The old person in the poem is a perfect example of this. He is described as being "singularly nice," which suggests that he is different from the norm. He is not content to follow the advice of others, but instead chooses to do things his own way. This is a trait that many of us can relate to, as we all have our own ideas and opinions that we hold dear.

The poem also touches on the theme of individuality. The old person is not afraid to be different, and he embraces his quirks and eccentricities. This is a message that is particularly relevant in today's society, where conformity is often valued over individuality. Lear's poem reminds us that it is okay to be different, and that our uniqueness is what makes us special.

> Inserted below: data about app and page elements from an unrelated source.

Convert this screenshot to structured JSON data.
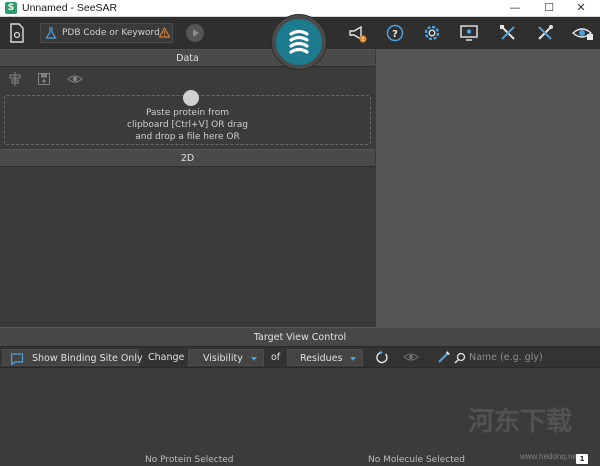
{
  "window": {
    "icon_letter": "S",
    "title": "Unnamed - SeeSAR",
    "min": "—",
    "max": "☐",
    "close": "✕"
  },
  "toolbar": {
    "search_text": "PDB Code or Keyword",
    "accent": "#1c7b8e",
    "icons": [
      "document-icon",
      "flask-icon",
      "warning-icon",
      "play-icon",
      "seesar-logo",
      "megaphone-icon",
      "help-icon",
      "settings-icon",
      "display-icon",
      "tools-icon",
      "molecule-tools-icon",
      "view-icon"
    ]
  },
  "data_section": {
    "header": "Data",
    "dropzone_lines": [
      "Paste protein from",
      "clipboard [Ctrl+V] OR drag",
      "and drop a file here OR"
    ]
  },
  "section_2d": {
    "header": "2D"
  },
  "target_view": {
    "header": "Target View Control",
    "show_binding_site": "Show Binding Site Only",
    "change": "Change",
    "visibility": "Visibility",
    "of": "of",
    "residues": "Residues",
    "name_placeholder": "Name (e.g. gly)"
  },
  "status": {
    "protein": "No Protein Selected",
    "molecule": "No Molecule Selected",
    "chat_count": "1"
  },
  "watermark": {
    "text": "河东下载",
    "url": "www.hedonq.net"
  }
}
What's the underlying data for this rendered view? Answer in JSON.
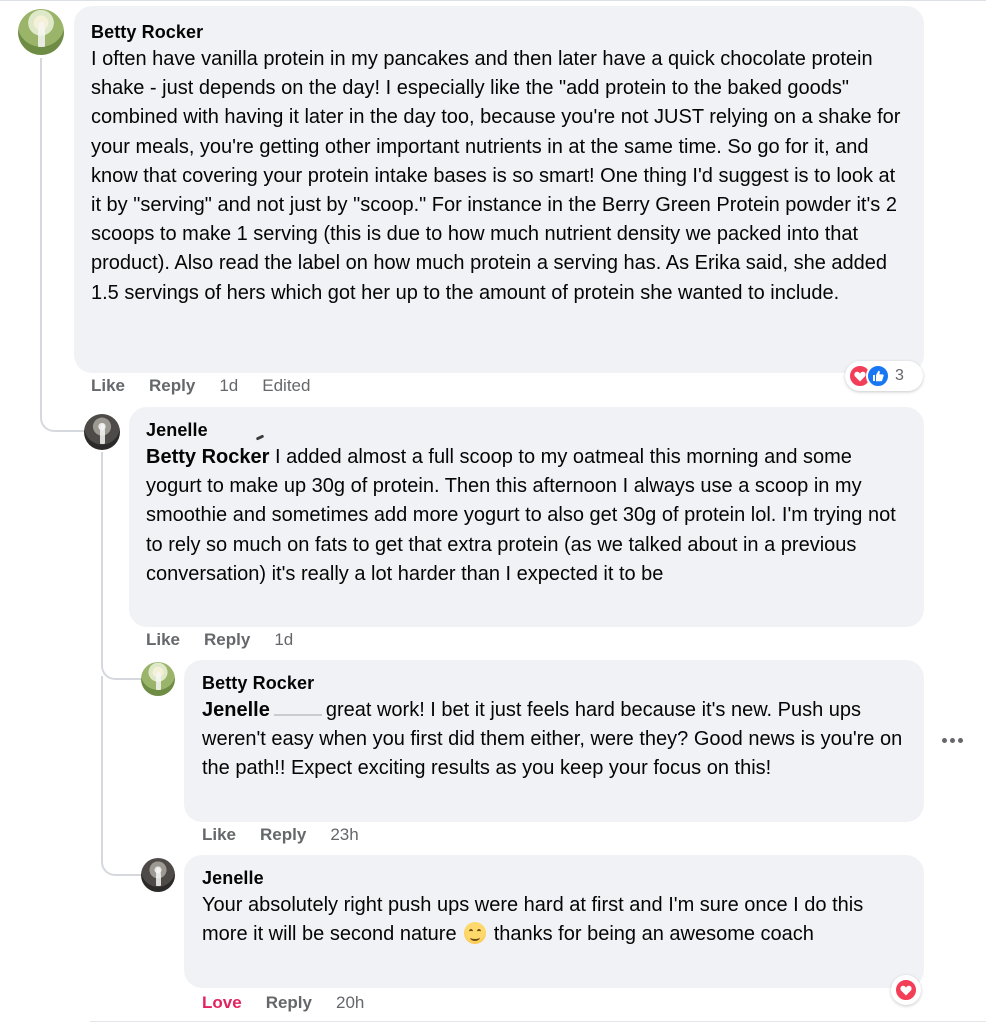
{
  "comments": [
    {
      "author": "Betty Rocker",
      "text": "I often have vanilla protein in my pancakes and then later have a quick chocolate protein shake - just depends on the day! I especially like the \"add protein to the baked goods\" combined with having it later in the day too, because you're not JUST relying on a shake for your meals, you're getting other important nutrients in at the same time. So go for it, and know that covering your protein intake bases is so smart! One thing I'd suggest is to look at it by \"serving\" and not just by \"scoop.\" For instance in the Berry Green Protein powder it's 2 scoops to make 1 serving (this is due to how much nutrient density we packed into that product). Also read the label on how much protein a serving has. As Erika said, she added 1.5 servings of hers which got her up to the amount of protein she wanted to include.",
      "like_label": "Like",
      "reply_label": "Reply",
      "time": "1d",
      "edited": "Edited",
      "reactions": {
        "icons": [
          "heart-icon",
          "like-icon"
        ],
        "count": "3"
      }
    },
    {
      "author": "Jenelle",
      "mention": "Betty Rocker",
      "text": "I added almost a full scoop to my oatmeal this morning and some yogurt to make up 30g of protein. Then this afternoon I always use a scoop in my smoothie and sometimes add more yogurt to also get 30g of protein lol. I'm trying not to rely so much on fats to get that extra protein (as we talked about in a previous conversation) it's really a lot harder than I expected it to be",
      "like_label": "Like",
      "reply_label": "Reply",
      "time": "1d"
    },
    {
      "author": "Betty Rocker",
      "mention": "Jenelle",
      "text": "great work! I bet it just feels hard because it's new. Push ups weren't easy when you first did them either, were they? Good news is you're on the path!! Expect exciting results as you keep your focus on this!",
      "like_label": "Like",
      "reply_label": "Reply",
      "time": "23h",
      "more_icon": "more-horizontal-icon"
    },
    {
      "author": "Jenelle",
      "text_before_emoji": "Your absolutely right push ups were hard at first and I'm sure once I do this more it will be second nature",
      "emoji": "smiling-face-emoji",
      "text_after_emoji": "thanks for being an awesome coach",
      "love_label": "Love",
      "reply_label": "Reply",
      "time": "20h",
      "reactions": {
        "icons": [
          "heart-icon"
        ]
      }
    }
  ],
  "colors": {
    "bubble": "#f0f2f5",
    "meta": "#65676b",
    "love": "#e0245e",
    "like_blue": "#1877f2",
    "heart_red": "#f33e58"
  }
}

Another interesting aspect of the poem is the use of language. Lear's writing style is characterized by his use of nonsense words and made-up phrases, which adds to the whimsical and playful tone of the poem. For example, the old person is said to have a "spoon made of tin," which is a nonsensical image that adds to the humor of the poem.

The poem also features a rhyme scheme, with each stanza following an ABAB pattern. This adds to the musicality of the poem, and makes it easy to read and remember. The use of rhyme is a common feature of Lear's poetry, and is one of the reasons why his work has remained popular for so long.

In conclusion, "There Was An Old Person Of Nice" is a delightful poem that is both humorous and thought-provoking. It reminds us of the importance of individuality, and encourages us to embrace our quirks and eccentricities. Lear's use of language and rhyme adds to the playful tone of the poem, making it a joy to read. If you haven't already, I highly recommend giving this classic poem a read.